The reasons to consider a second mortgage are many, as are the programs available to you once you make the decision to tap into your home equity. Some popular reasons for taking out a home equity loan include paying for college tuition, debt consolidation, covering needed medical expenses, and financing a home improvement project. Before you start shopping around, however, you should decide whether you want a closed-end second mortgage home equity loan (HEL) or a home equity line of credit (HELOC).
A closed-end second, also known as a home equity loan, refers to a second mortgage that is structured in a very similar way to your first. With a HEL, you choose a fixed amount that you want to borrow, close on the loan, and receive a check for the amount you have chosen. You have regular monthly principal and interest payments that are structured over a period of years. Upon completion of those payments, your home equity loan will be paid in full. If you decide later that you would like to draw additional funds, you will need to arrange for an additional loan with additional closing costs. HELs usually carry a fixed interest rate. HELs offer a straightforward plan for paying the money back.

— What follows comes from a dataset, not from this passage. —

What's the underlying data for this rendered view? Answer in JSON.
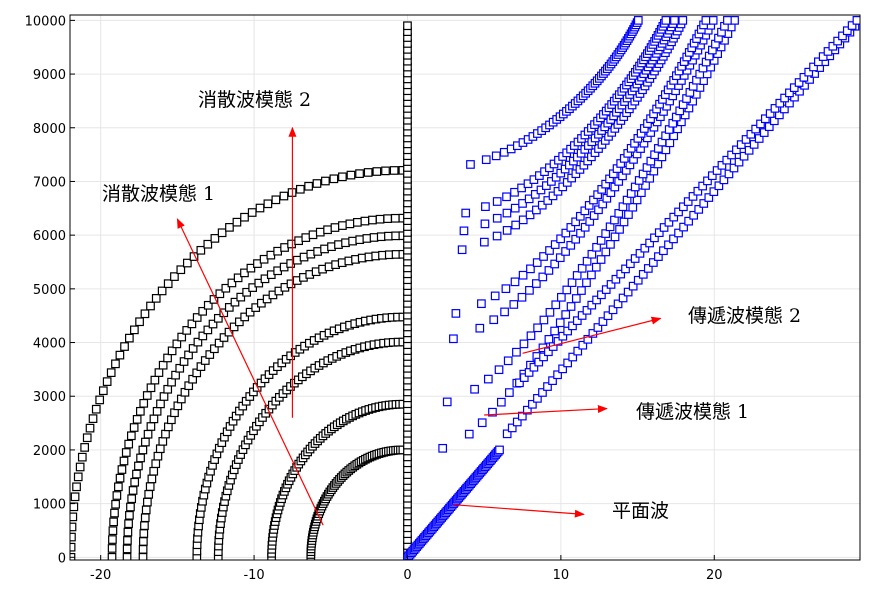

A HELOC, on the other hand, is a line of credit from which you can withdraw money again and again. In many ways, a HELOC is just like a credit card, but the interest you pay is tax-deductible. You will close on a HELOC only one time, but if you decide after a few months that you need to withdraw additional money, you will be able to do so up to the value of the loan. That is to say, if you close on a HELOC for $60,000 and over a period of time pay back $13,000 toward the principal, that $13,000 is available to be drawn again at any time. HELOCs offer payment flexibility not available on HELs; you can make interest only payments for a number of years on a HELOC.
Whether a HEL closed-end second mortgage or a HELOC is right for you is something you should discuss with your loan officer and with your financial planner. If you are relatively sure that you will need to borrow against your equity only one time in the next several years, for some kind of expense with a fixed cost, a HEL makes sense, as it offers the fixed rate and regular amortized payment schedule that ensures you know both how much your payment will be and how long it will take you to pay off the loan. This kind of assurance can be particularly useful if you do not trust yourself to spend wisely, or if you tend to buy impulsively and do not want the option of drawing out additional funds.
A HELOC can be most useful if you are taking on a project, such as home repair, that has the potential of unforeseen expenses. A HELOC offers you the flexibility to borrow again and again. Your HELOC will likely have a low interest-only payment allowing you to borrow more and still have a manageable payment amount each month. Whichever you choose, drawing against the equity can allow you to borrow at far lower costs than you can borrow with an unsecured loan. Also, the interest you pay on any type of home mortgage is tax-deductible, offering an additional incentive.
Be cautious, however, about the amount that your borrow in an equity loan. If you ever default on a home equity loan, you put your house at risk.
Consult with your loan officer and financial planner to decide whether an HEL closed-end second mortgage or a HELOC would best suit your needs. Examine all the costs associated with the loan and do some thorough comparison shopping. If you do your homework and review all the options available, you will be well on your way to finding the right equity loan for you.